Imane Khelif, boxeuse algérienne, a explosé sous les projecteurs mondiaux lorsque son adversaire italienne Angela Carini s’est retirée à peine 46 secondes après le début de leur match. Carini a rapidement fondu en larmes, évoquant un coup de poing au nez plus dur qu’elle n’en avait jamais reçu de sa vie.
Ce sujet serait-il devenu le sujet chargé d’émotion qu’il est aujourd’hui si Carini s’était simplement retirée du match sans démonstration émotionnelle ? Aurait-il été interprété comme n’importe quel autre match dans lequel un adversaire était tout simplement trop bon pour l’autre ce jour-là ? Il est impossible de le dire, mais il convient de noter à quel point le corps d’Imane Khelif est soudainement devenu un sujet de débat.
Le fait que tout cela se passe dans le contexte du génocide de Gaza, qui est sur le point de dégénérer en une guerre régionale à grande échelle, n’est pas anodin. C’est ainsi que l’imaginaire occidental cherche à se recadrer en victime éternelle menacée dans son existence.
Alors même que les puissances occidentales s’unissent dans une détermination de fer pour réduire Gaza en débris et en poussière, alors que des dizaines de milliers de civils sont tués et que des Palestiniens fatigués et traumatisés creusent à mains nues ce qui reste de leurs familles et de leurs communautés dans les décombres, une part non négligeable de l’Occident a choisi ce moment pour s’illustrer comme une belle jeune fille injustement agressée par un Arabe démoniaque.
Plus inquiétant encore, il semble également que la question de l’équité dans le sport féminin soit utilisée pour propulser un retour à l’ère de la science raciale dans laquelle « femme » était synonyme de « blanc ».
Dans cette dynamique, qui se joue à la fois au niveau individuel et national, la détresse émotionnelle des femmes blanches est utilisée comme levier pour punir les personnes de couleur qui se trouvent en conflit avec elles.
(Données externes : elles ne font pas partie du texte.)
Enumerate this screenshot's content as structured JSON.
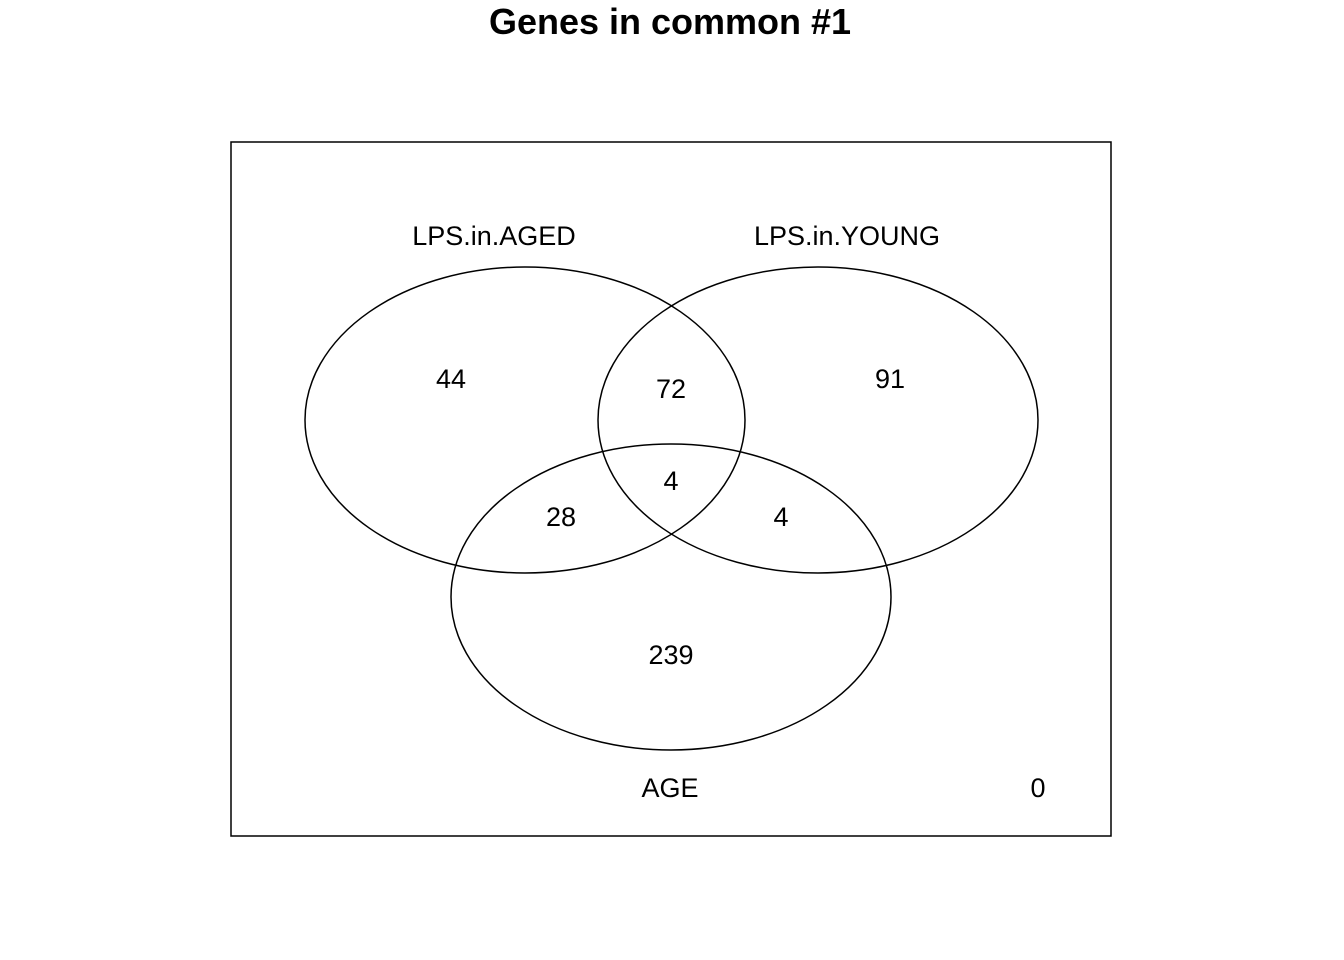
{
  "title": "Genes in common #1",
  "sets": {
    "a": "LPS.in.AGED",
    "b": "LPS.in.YOUNG",
    "c": "AGE"
  },
  "counts": {
    "a_only": "44",
    "b_only": "91",
    "c_only": "239",
    "a_b": "72",
    "a_c": "28",
    "b_c": "4",
    "a_b_c": "4",
    "outside": "0"
  },
  "colors": {
    "line": "#000000",
    "background": "#ffffff"
  }
}
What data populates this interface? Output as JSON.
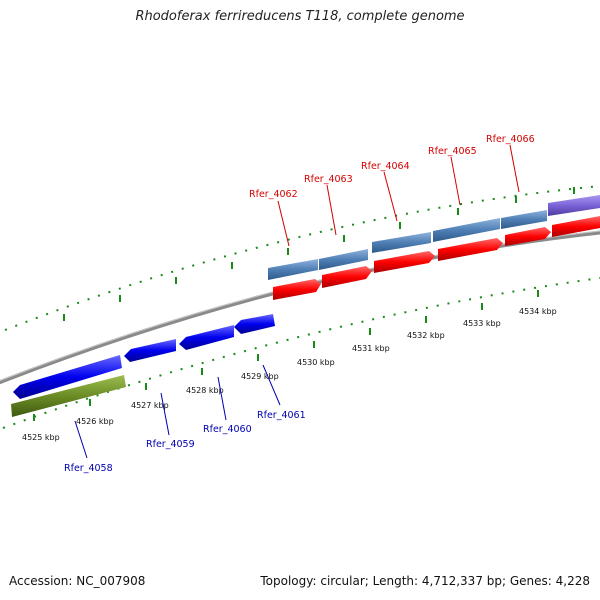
{
  "header": {
    "title": "Rhodoferax ferrireducens T118, complete genome"
  },
  "footer": {
    "accession": "Accession: NC_007908",
    "summary": "Topology: circular; Length: 4,712,337 bp; Genes: 4,228"
  },
  "scale": {
    "unit": "kbp",
    "tick_labels": [
      "4525 kbp",
      "4526 kbp",
      "4527 kbp",
      "4528 kbp",
      "4529 kbp",
      "4530 kbp",
      "4531 kbp",
      "4532 kbp",
      "4533 kbp",
      "4534 kbp"
    ]
  },
  "genes_top": [
    {
      "name": "Rfer_4062"
    },
    {
      "name": "Rfer_4063"
    },
    {
      "name": "Rfer_4064"
    },
    {
      "name": "Rfer_4065"
    },
    {
      "name": "Rfer_4066"
    }
  ],
  "genes_bottom": [
    {
      "name": "Rfer_4058"
    },
    {
      "name": "Rfer_4059"
    },
    {
      "name": "Rfer_4060"
    },
    {
      "name": "Rfer_4061"
    }
  ],
  "colors": {
    "forward_cds": "#ff0000",
    "reverse_cds": "#0000ee",
    "forward_gene_bar": "#4f7fb5",
    "reverse_gene_bar": "#5f7f1a",
    "other_feature": "#7b63d6",
    "backbone": "#888888",
    "tick": "#1a8a1a",
    "label_forward": "#d40000",
    "label_reverse": "#0000b0"
  }
}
Ces représentations personnifient la façon dont l’Occident se perçoit. Le corps des femmes est le terrain sur lequel l’Occident mène ses batailles idéologiques. Les femmes blanches sont représentées comme pures, innocentes et comme ayant besoin d’être défendues à tout prix parce qu’elles symbolisent la civilisation occidentale elle-même. Les femmes noires et brunes, en revanche, ont longtemps été dépeintes comme dépourvues d’innocence et indignes de protection parce qu’elles sont elles aussi des avatars de leurs propres cultures « inférieures ».
Toute soi-disant « guerre culturelle » en Occident est inextricablement liée à la race, car l’Occident est construit sur des notions auto-définies de supériorité raciale et culturelle sur lesquelles il s’appuie explicitement pour justifier sa domination militaire et économique mondiale. Dans le passé, les idées européennes de « race » ont alimenté le colonialisme de peuplement.
Aujourd’hui, le néo-impérialisme mené par les États-Unis utilise l’infériorité culturelle pour justifier une intervention militaire, comme le montre l’intonation répétée d’Israël selon laquelle il représente la ligne de front de la civilisation occidentale au Moyen-Orient.